La Russie est un fournisseur clé d’armes et de pétrole bon marché à l’Inde, même si sa confrontation avec les Occidentaux et son rapprochement avec la Chine, dans le contexte du conflit en Ukraine, ont eu un impact sur ses relations avec New Delhi.

Les États-Unis et leurs alliés occidentaux ont cultivé ces dernières années leurs liens avec New Delhi, pour contrer l’influence grandissante de la Chine dans la région Asie-Pacifique, tout en faisant pression sur les autorités indiennes pour qu’elles s’éloignent de Moscou.  

Première visite depuis 2019

Membre des BRICS aux côtés de la Russie et de la Chine, comme de l’Organisation de la coopération de Shanghaï (OCS), l’Inde est partisane d’un monde multipolaire et continue parallèlement à développer ses relations dans le domaine de la sécurité avec Washington.

La précédente visite en Russie de Narendra Modi, qui a obtenu en juin un troisième mandat à la tête du pays le plus peuplé du monde, remonte à 2019. Deux ans plus tard, fin 2021, il avait accueilli Vladimir Poutine à New Delhi.
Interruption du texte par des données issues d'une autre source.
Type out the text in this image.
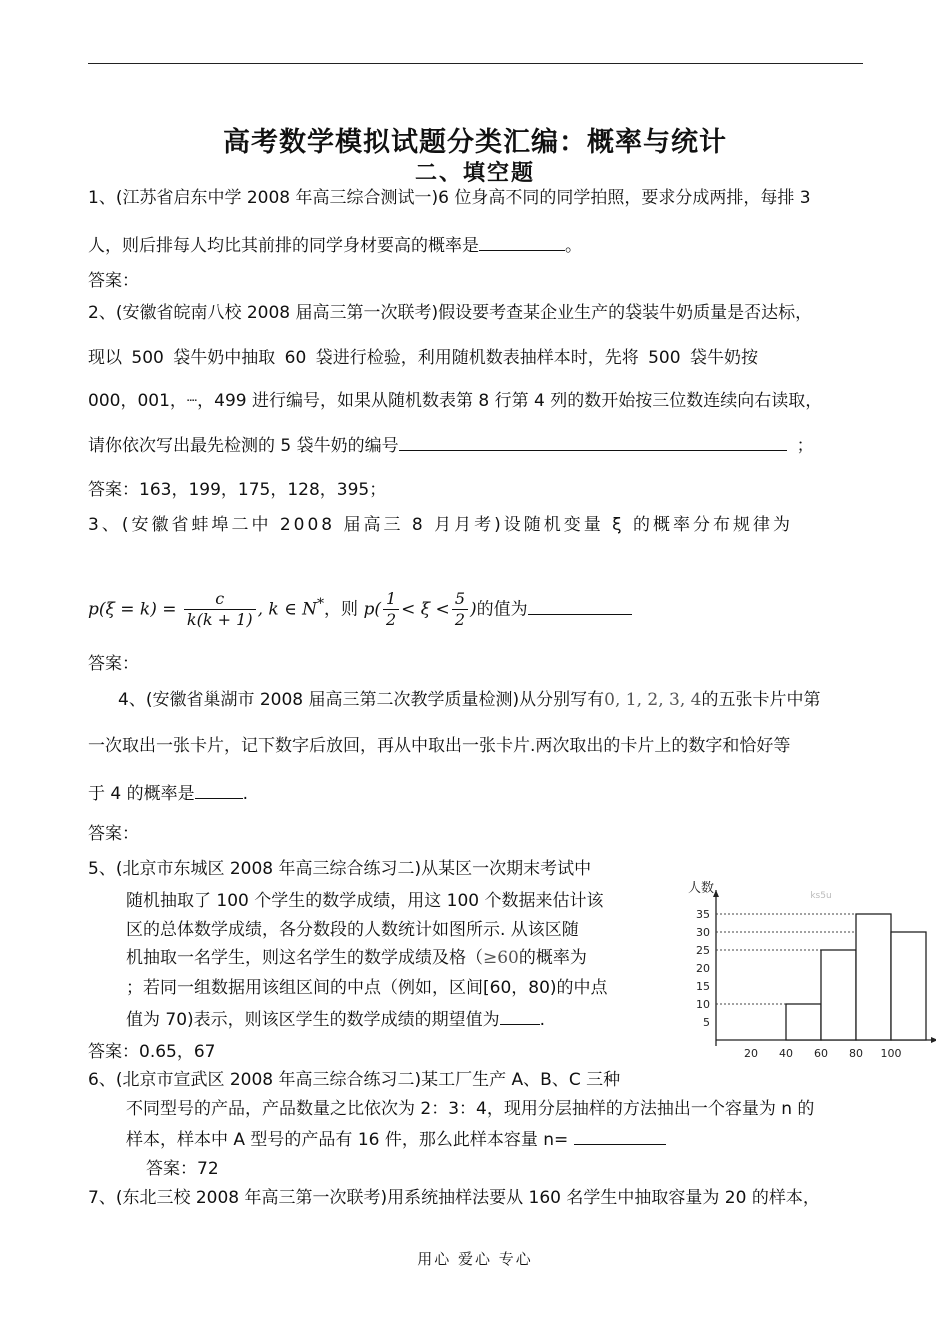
高考数学模拟试题分类汇编：概率与统计
二、填空题
1、(江苏省启东中学 2008 年高三综合测试一)6 位身高不同的同学拍照，要求分成两排，每排 3
人，则后排每人均比其前排的同学身材要高的概率是	。
答案：
2、(安徽省皖南八校 2008 届高三第一次联考)假设要考查某企业生产的袋装牛奶质量是否达标，
现以 500 袋牛奶中抽取 60 袋进行检验，利用随机数表抽样本时，先将 500 袋牛奶按
000，001，┈，499 进行编号，如果从随机数表第 8 行第 4 列的数开始按三位数连续向右读取，
请你依次写出最先检测的 5 袋牛奶的编号	；
答案：163，199，175，128，395；
3、(安徽省蚌埠二中 2008 届高三 8 月月考)设随机变量 ξ 的概率分布规律为
$p(\xi = k) = \frac{c}{k(k + 1)}$ , k ∈ N*，则 $p( \frac{1}{2} < \xi < \frac{5}{2}$ )的值为
答案：
4、(安徽省巢湖市 2008 届高三第二次教学质量检测)从分别写有0, 1, 2, 3, 4的五张卡片中第
一次取出一张卡片，记下数字后放回，再从中取出一张卡片.两次取出的卡片上的数字和恰好等
于 4 的概率是	.
答案：
5、(北京市东城区 2008 年高三综合练习二)从某区一次期末考试中
随机抽取了 100 个学生的数学成绩，用这 100 个数据来估计该
区的总体数学成绩，各分数段的人数统计如图所示. 从该区随
机抽取一名学生，则这名学生的数学成绩及格（≥60的概率为
；若同一组数据用该组区间的中点（例如，区间[60，80)的中点
值为 70)表示，则该区学生的数学成绩的期望值为 .
答案：0.65，67
5
10
15
20
25
30
35
20 40 60 80 100
人数	ks5u
6、(北京市宣武区 2008 年高三综合练习二)某工厂生产 A、B、C 三种
不同型号的产品，产品数量之比依次为 2：3：4，现用分层抽样的方法抽出一个容量为 n 的
样本，样本中 A 型号的产品有 16 件，那么此样本容量 n=
答案：72
7、(东北三校 2008 年高三第一次联考)用系统抽样法要从 160 名学生中抽取容量为 20 的样本，
用心 爱心 专心
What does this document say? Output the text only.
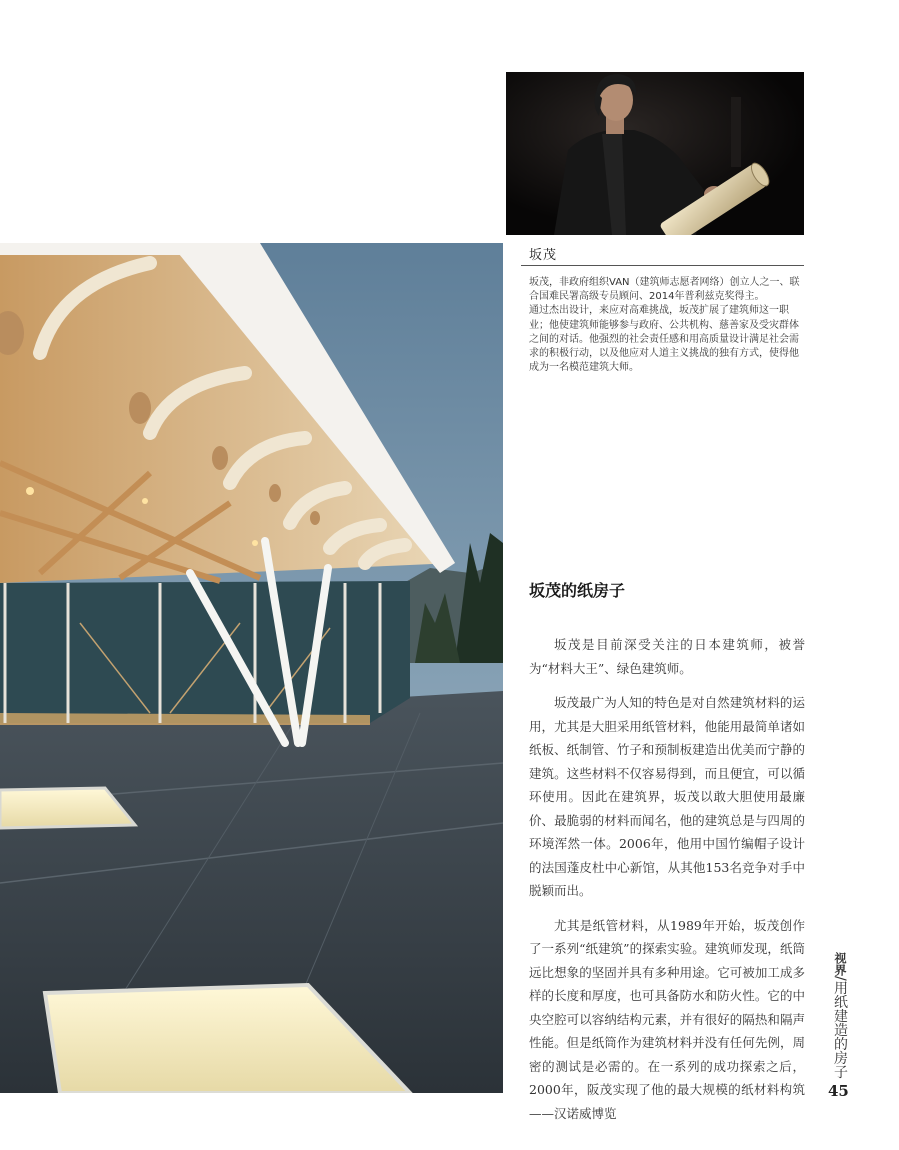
坂茂

坂茂，非政府组织VAN（建筑师志愿者网络）创立人之一、联合国难民署高级专员顾问、2014年普利兹克奖得主。

通过杰出设计，来应对高难挑战，坂茂扩展了建筑师这一职业；他使建筑师能够参与政府、公共机构、慈善家及受灾群体之间的对话。他强烈的社会责任感和用高质量设计满足社会需求的积极行动，以及他应对人道主义挑战的独有方式，使得他成为一名模范建筑大师。

坂茂的纸房子

坂茂是目前深受关注的日本建筑师，被誉为“材料大王”、绿色建筑师。

坂茂最广为人知的特色是对自然建筑材料的运用，尤其是大胆采用纸管材料，他能用最简单诸如纸板、纸制管、竹子和预制板建造出优美而宁静的建筑。这些材料不仅容易得到，而且便宜，可以循环使用。因此在建筑界，坂茂以敢大胆使用最廉价、最脆弱的材料而闻名，他的建筑总是与四周的环境浑然一体。2006年，他用中国竹编帽子设计的法国蓬皮杜中心新馆，从其他153名竞争对手中脱颖而出。

尤其是纸管材料，从1989年开始，坂茂创作了一系列“纸建筑”的探索实验。建筑师发现，纸筒远比想象的坚固并具有多种用途。它可被加工成多样的长度和厚度，也可具备防水和防火性。它的中央空腔可以容纳结构元素，并有很好的隔热和隔声性能。但是纸筒作为建筑材料并没有任何先例，周密的测试是必需的。在一系列的成功探索之后，2000年，阪茂实现了他的最大规模的纸材料构筑——汉诺威博览

视界/用纸建造的房子
45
Si les ventes d’armes russes à destination de l’Inde ont sensiblement baissé ces deux dernières années, elle achète actuellement d’importantes quantités de pétrole russe vendues au rabais.

Mais l’Inde voit aussi d’un mauvais œil le fort rapprochement en cours entre Moscou et son grand rival chinois.

Après la Russie, Narendra Modi est attendu à Vienne, pour la première visite d’un dirigeant indien dans la capitale autrichienne depuis 1983.